Because this first wholly owned insurance company subsidiary was created to provide insurance coverage solely to its parent, Mr. Reiss aptly dubbed it a “captive,” and the name stuck, although it is something of a misnomer for many of today's captives that provide insurance to third parties as a way to preserve the tax deduction for premiums paid into them.

The captive movement gained momentum during the hard commercial insurance market of the mid- to late 1980s when liability coverage was either unavailable or unaffordable for many buyers. As buyers were forced to raise their deductibles to lower the cost of insurance coverage, they discovered they could squirrel away some of the money they were setting aside to pay claims within those deductibles into captives, where it would earn investment income at a time when interest rates were exceptionally high. Today, more than 5,000 captives exist worldwide.

Something similar is happening today as captives provide a way to address the high cost of employer-sponsored health benefits programs. Some midsize employers that self-fund health benefits are joining group captives to pool a portion of those medical risks, reducing the cost of health benefits by allowing employers to purchase medical stop-loss coverage at higher attachment points.

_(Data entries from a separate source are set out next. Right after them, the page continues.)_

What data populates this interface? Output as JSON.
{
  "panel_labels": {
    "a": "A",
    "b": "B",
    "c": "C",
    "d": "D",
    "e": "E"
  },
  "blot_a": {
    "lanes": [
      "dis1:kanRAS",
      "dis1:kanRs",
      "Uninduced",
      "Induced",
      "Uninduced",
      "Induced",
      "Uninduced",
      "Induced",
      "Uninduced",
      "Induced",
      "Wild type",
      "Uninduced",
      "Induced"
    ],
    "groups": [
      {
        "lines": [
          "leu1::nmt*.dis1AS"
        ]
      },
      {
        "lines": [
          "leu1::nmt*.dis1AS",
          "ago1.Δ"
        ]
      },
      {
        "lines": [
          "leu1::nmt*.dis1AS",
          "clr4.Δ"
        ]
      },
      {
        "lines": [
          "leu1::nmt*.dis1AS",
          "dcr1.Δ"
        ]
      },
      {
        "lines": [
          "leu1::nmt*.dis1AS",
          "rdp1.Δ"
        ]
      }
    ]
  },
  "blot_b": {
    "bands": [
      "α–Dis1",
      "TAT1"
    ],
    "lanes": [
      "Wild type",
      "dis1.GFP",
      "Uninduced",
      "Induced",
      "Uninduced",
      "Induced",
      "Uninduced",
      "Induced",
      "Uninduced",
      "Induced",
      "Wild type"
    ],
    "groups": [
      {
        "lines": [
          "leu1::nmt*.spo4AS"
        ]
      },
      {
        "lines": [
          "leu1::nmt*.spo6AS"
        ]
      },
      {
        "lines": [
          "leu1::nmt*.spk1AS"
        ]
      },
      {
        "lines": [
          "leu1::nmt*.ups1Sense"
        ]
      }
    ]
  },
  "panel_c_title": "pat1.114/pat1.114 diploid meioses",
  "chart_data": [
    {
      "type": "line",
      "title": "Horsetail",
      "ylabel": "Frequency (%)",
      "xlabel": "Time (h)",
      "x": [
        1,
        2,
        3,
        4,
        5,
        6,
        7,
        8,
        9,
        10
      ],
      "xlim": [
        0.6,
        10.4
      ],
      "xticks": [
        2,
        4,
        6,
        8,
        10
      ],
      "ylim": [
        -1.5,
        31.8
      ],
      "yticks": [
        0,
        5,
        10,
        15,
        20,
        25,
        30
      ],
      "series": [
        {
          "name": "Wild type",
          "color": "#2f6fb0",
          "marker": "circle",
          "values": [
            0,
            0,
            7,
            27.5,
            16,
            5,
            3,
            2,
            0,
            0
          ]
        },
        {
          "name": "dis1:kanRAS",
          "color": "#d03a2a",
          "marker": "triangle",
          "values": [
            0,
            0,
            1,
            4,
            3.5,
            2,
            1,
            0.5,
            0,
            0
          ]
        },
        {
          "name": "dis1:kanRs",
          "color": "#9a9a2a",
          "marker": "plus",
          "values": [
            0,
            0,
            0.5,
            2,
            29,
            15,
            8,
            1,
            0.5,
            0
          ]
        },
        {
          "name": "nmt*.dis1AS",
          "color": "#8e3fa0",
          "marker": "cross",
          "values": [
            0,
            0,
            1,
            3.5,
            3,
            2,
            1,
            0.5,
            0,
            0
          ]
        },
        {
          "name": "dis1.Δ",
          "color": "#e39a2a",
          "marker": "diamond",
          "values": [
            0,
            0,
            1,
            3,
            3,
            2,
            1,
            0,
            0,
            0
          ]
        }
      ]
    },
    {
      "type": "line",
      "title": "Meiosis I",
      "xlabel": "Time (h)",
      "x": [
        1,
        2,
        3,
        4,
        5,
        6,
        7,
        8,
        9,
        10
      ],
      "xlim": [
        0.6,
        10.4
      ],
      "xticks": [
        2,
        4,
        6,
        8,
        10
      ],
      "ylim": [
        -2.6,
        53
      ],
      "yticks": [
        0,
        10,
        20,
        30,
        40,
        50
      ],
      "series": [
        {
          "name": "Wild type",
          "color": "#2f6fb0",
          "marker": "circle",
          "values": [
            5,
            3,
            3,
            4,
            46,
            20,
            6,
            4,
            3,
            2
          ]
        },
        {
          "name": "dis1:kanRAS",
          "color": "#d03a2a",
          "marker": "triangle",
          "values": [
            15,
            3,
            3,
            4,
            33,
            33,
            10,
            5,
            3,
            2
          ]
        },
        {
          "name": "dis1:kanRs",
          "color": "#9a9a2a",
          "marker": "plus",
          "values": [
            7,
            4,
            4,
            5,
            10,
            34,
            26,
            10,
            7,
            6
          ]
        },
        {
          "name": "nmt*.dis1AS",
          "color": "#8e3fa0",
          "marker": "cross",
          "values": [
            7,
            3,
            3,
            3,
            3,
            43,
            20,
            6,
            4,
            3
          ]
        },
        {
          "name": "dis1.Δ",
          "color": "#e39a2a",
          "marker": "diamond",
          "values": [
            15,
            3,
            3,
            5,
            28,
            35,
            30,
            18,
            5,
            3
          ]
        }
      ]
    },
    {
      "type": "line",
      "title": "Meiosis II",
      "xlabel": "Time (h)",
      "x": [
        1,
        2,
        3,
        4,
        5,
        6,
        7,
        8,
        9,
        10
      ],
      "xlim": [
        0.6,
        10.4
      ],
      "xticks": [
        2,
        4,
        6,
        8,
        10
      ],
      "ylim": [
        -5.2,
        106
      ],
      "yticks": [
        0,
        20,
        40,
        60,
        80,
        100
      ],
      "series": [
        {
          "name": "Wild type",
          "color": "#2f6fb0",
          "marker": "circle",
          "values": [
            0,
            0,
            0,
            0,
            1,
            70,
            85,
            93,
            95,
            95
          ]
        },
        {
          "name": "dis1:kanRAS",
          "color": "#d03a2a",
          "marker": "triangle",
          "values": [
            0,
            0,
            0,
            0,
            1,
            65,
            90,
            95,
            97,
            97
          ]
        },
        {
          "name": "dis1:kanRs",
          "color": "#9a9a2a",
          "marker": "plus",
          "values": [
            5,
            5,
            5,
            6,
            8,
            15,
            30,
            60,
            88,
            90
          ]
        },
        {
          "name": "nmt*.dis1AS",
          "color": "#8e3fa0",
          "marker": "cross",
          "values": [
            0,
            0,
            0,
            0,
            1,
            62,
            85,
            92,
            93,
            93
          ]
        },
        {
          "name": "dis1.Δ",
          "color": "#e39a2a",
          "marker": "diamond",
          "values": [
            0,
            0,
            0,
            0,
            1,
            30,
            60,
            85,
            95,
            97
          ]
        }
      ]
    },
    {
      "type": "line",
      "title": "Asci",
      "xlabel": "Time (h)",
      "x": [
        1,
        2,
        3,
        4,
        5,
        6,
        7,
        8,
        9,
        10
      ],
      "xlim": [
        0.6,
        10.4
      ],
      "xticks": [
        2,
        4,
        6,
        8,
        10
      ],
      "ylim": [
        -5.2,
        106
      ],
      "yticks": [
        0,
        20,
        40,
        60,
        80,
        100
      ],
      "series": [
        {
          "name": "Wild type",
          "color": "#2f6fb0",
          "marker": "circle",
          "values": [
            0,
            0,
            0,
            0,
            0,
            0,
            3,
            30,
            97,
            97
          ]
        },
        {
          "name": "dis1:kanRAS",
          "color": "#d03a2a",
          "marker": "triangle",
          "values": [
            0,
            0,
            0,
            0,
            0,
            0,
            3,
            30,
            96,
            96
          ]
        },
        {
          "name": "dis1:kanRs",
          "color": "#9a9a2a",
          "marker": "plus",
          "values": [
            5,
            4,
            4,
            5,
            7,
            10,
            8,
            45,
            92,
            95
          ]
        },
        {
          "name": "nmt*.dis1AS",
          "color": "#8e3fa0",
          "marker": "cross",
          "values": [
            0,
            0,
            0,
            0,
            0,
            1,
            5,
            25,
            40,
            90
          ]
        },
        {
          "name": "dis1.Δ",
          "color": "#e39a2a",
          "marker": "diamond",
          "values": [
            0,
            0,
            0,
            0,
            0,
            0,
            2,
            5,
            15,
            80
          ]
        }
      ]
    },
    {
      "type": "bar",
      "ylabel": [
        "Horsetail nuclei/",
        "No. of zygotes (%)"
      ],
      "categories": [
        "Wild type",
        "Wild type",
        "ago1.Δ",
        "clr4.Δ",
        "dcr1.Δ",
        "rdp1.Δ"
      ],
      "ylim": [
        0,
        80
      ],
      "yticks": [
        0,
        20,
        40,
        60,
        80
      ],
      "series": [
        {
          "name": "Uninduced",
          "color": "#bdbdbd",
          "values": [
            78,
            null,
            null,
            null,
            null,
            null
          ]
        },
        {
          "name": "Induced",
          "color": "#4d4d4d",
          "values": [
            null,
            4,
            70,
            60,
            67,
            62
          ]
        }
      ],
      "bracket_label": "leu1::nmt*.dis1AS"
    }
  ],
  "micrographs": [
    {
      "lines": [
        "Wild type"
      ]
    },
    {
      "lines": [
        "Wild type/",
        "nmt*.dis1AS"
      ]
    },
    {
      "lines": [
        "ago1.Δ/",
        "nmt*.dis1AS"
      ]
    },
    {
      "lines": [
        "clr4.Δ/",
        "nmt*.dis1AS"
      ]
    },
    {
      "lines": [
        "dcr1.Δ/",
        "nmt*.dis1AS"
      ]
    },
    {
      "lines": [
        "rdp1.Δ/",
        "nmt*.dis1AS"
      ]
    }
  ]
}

In another creative use of captives, some mid-market companies are tapping some of the reserves that have built up in their captive subsidiaries to form “microcaptives,” permitted under section 831(b) of the federal tax code, to provide reinsurance to their captives rather than purchasing such coverage from traditional reinsurers. Other companies are using captives to provide added financial protection in the event of supply chain disruptions like those that occurred after the recent earthquake and tsunami in Japan.

Like most innovations, captives were created to solve a problem. And they will continue to evolve and proliferate to address the growing need for alternative risk transfer.